The target often suffers emotional evisceration through a sense of complete bewilderment and emotional pain, given that no opportunity for closure or clarification is made available by the narcissist. Often times, the target is an individual with high emotional IQ, possessing healthy conflict resolution skills, the very qualities an extreme narcissist does not contain within their fragile ego. Extreme narcissists are incapable of accountability, compromise, empathy, reciprocity, and integrity. Since the target typically has been love-bombed or future-faked into believing that the narcissist was her knight-in-shining-armor or perfect boss, the target is often deeply confused and experiences the cognitive dissonance so common for survivors of narcissistic abuse. The extreme narcissist has suddenly vanished into thin air, and such an abrupt Houdini act leaves the survivor reeling with shock, disbelief, and fairly horrific emotional pain. There is no opportunity for closure.

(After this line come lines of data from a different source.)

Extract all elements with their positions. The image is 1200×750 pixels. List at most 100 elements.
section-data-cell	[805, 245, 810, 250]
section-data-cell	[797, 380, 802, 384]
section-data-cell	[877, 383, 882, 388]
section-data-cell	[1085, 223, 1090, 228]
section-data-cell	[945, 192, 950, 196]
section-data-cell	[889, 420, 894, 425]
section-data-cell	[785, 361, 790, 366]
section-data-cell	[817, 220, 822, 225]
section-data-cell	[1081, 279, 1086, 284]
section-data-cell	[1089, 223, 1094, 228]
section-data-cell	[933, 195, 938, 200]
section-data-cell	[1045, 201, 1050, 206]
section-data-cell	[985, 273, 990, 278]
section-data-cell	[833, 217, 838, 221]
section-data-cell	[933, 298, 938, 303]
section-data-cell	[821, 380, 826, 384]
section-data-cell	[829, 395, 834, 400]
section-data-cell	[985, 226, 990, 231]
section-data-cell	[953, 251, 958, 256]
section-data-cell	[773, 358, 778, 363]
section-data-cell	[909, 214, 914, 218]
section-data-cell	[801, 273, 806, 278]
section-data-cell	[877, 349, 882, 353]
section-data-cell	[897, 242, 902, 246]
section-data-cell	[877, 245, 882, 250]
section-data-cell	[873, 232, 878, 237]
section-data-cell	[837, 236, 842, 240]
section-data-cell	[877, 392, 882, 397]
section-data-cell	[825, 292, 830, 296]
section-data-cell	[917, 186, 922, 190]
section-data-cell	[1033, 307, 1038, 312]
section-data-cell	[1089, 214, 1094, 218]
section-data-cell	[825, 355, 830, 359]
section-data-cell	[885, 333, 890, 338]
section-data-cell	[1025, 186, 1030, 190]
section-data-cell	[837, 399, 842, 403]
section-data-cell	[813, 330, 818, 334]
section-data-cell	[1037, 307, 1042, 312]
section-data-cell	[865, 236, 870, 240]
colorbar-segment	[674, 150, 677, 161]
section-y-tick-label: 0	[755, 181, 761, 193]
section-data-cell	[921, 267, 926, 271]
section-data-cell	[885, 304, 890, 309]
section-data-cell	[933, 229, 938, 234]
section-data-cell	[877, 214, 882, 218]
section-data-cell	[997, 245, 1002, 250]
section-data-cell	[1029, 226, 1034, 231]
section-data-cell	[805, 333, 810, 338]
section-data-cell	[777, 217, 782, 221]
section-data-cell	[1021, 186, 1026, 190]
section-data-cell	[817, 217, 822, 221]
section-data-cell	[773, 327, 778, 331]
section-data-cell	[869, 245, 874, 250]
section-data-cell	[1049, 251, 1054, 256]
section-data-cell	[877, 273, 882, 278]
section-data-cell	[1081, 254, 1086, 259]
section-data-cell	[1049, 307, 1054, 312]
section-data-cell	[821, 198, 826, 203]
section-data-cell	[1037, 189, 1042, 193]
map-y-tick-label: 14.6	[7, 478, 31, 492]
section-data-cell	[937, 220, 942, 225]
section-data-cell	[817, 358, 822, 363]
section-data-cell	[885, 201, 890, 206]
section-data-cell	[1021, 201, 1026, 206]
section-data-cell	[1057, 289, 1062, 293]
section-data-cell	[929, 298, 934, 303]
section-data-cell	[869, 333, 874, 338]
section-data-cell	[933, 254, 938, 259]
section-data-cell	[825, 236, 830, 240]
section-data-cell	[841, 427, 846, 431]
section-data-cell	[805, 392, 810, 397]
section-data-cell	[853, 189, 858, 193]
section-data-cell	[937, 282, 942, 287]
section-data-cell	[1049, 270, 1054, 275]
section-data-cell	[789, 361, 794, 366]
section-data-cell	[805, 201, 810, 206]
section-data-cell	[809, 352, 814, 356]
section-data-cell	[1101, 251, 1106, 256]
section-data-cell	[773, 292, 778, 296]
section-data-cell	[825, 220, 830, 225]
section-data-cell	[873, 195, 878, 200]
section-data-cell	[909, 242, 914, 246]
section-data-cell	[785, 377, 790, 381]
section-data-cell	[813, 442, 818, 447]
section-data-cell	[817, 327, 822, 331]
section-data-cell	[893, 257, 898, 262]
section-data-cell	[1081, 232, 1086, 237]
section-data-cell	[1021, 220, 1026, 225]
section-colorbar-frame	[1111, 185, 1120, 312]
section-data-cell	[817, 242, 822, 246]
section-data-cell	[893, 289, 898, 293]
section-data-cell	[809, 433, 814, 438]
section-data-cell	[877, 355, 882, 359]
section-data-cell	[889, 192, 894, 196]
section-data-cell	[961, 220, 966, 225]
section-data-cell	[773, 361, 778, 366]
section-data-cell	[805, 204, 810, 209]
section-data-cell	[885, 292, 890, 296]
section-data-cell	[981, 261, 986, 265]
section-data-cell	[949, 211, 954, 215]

The survivor is forced to create her own closure unless or until her abuser circles around like a shark for a “hoover” (an attempt to re-engage prior sources of narcissistic supply). However, an extreme narcissist will never allow the opportunity for closure and will continue to extract narcissistic supply without any accountability to their prior transgressions. It’s as if the extreme narcissist feels so omnipotent that they can press a re-set button and avoid any responsibility for causing emotional harm. Some abusers will stay gone if they determine their source of narcissistic supply can see past the false mask the narcissist has carefully crafted. And in the end, no contact with a psychological abuser is healthy for a survivor.
An essential first step for the survivor of the silent treatment is to get off the merry-go-round. Your head will spin for a while, until it doesn’t. You will learn with No Contact that your playmate has chosen to be mean, cruel, and psychologically abusive. There will never be closure with an extreme narcissist, only pain when there is contact. He can have his throne atop the jungle gym. But he can’t have you, your life energy, your empathy, authenticity, integrity, kindness, accountability, reciprocity, conflict management skills, compromise, and compassion.
Your head will eventually stop spinning from the merry-go-round adventure in time. For now, you must connect with competent and compassionate psychological support from caring and informed helping professionals. Some support forums may be helpful. Read all you can about narcissistic abuse. You can and will recover, even in the aftermath of emotional pain. As for the extreme narcissist, he is destined to be alone on his throne in the playground.